The quality of the CIA's analytical work also remains a concern for many who read its reports on Iraq. "When you don't have any evidence to the contrary, you just extrapolate linearly out into the future," says a former senior U.S. official. "We didn't do the kind of investigative work to show that what we were thinking was wrong." U.S. officials say that the CIA is trying now to be more precise in its analyses to state what it cannot confirm, but it will take a long time to rebuild confidence. "It becomes almost a full-time job figuring out how they reached the judgments they reached and how good these intelligence sources were that they used to reach those judgments," says Christopher Mellon, a former Democratic staff director on the Senate Intelligence Committee.
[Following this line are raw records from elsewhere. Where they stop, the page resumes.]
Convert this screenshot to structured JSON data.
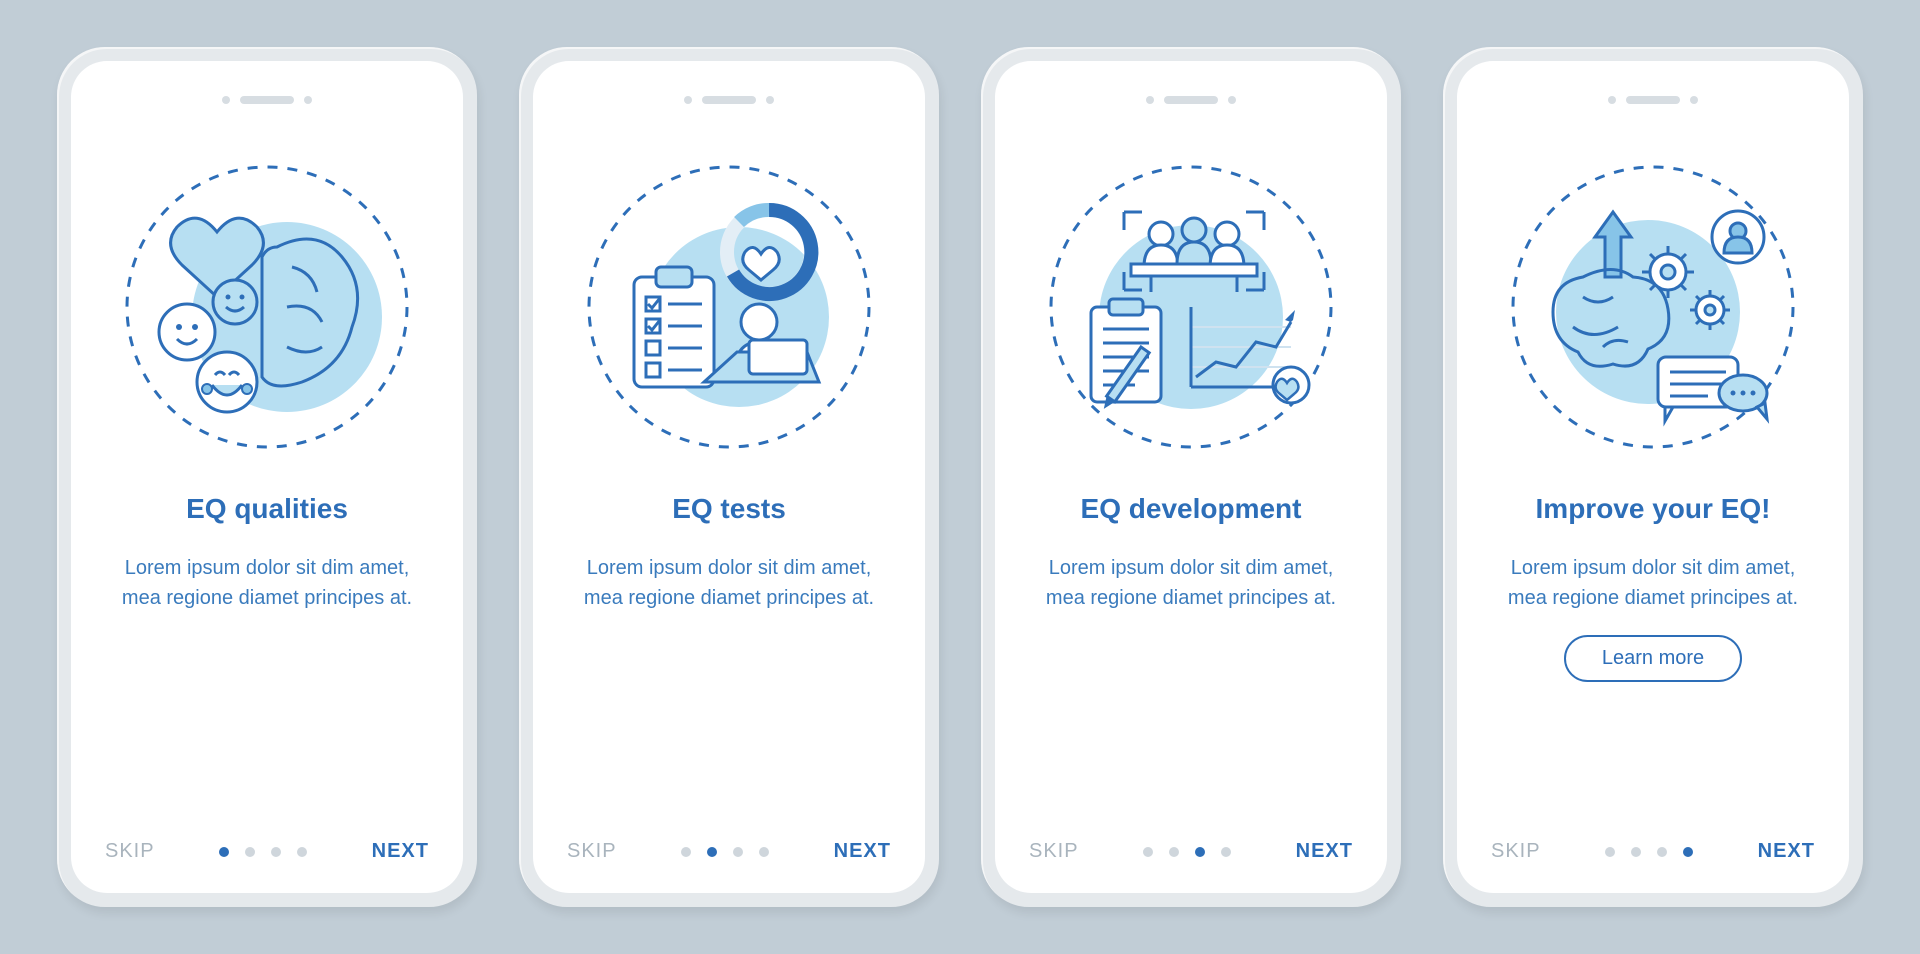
{
  "colors": {
    "primary": "#2d6eb8",
    "accent": "#87c4e8",
    "muted": "#a9b4bd",
    "bg": "#c1cdd6"
  },
  "screens": [
    {
      "title": "EQ qualities",
      "body": "Lorem ipsum dolor sit dim amet, mea regione diamet principes at.",
      "skip": "SKIP",
      "next": "NEXT",
      "active_index": 0,
      "cta": null,
      "icon": "eq-qualities-icon"
    },
    {
      "title": "EQ tests",
      "body": "Lorem ipsum dolor sit dim amet, mea regione diamet principes at.",
      "skip": "SKIP",
      "next": "NEXT",
      "active_index": 1,
      "cta": null,
      "icon": "eq-tests-icon"
    },
    {
      "title": "EQ development",
      "body": "Lorem ipsum dolor sit dim amet, mea regione diamet principes at.",
      "skip": "SKIP",
      "next": "NEXT",
      "active_index": 2,
      "cta": null,
      "icon": "eq-development-icon"
    },
    {
      "title": "Improve your EQ!",
      "body": "Lorem ipsum dolor sit dim amet, mea regione diamet principes at.",
      "skip": "SKIP",
      "next": "NEXT",
      "active_index": 3,
      "cta": "Learn more",
      "icon": "improve-eq-icon"
    }
  ],
  "total_pages": 4
}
Take North Korea, probably the single most difficult target for U.S. intelligence. An increasingly blustery Pyongyang publicly declared itself a nuclear state in February, but it's not clear whether it's bluffing. In 2003, the CIA stated that North Korea had enough plutonium for one, or perhaps two, nuclear weapons, and U.S. officials privately say that number could now be closer to four or five. But that doesn't mean that it necessarily has any nuclear warheads. "With North Korea, we have to admit that we don't know whether they have a single weapon or not," says a former intelligence official. "We know they have enough fissile material, but the evidence is very thin about whether they have the technology to develop a warhead that sits on the end of a missile." U.S. News has learned that the State Department's Intelligence and Research Bureau (which was the only agency appropriately skeptical of Saddam's weapons programs) recently conducted its own review of raw U.S. intelligence on North Korea and determined that the basis for the CIA's estimates was largely convincing.
The Silberman-Robb commission will offer its own assessment soon. And policymakers are certain to keep its findings in mind when they pore over a forthcoming classified National Intelligence Estimate on Iran, due in the next few weeks. The stakes just keep getting higher. And the mistakes of the past continue to cast an ominous shadow.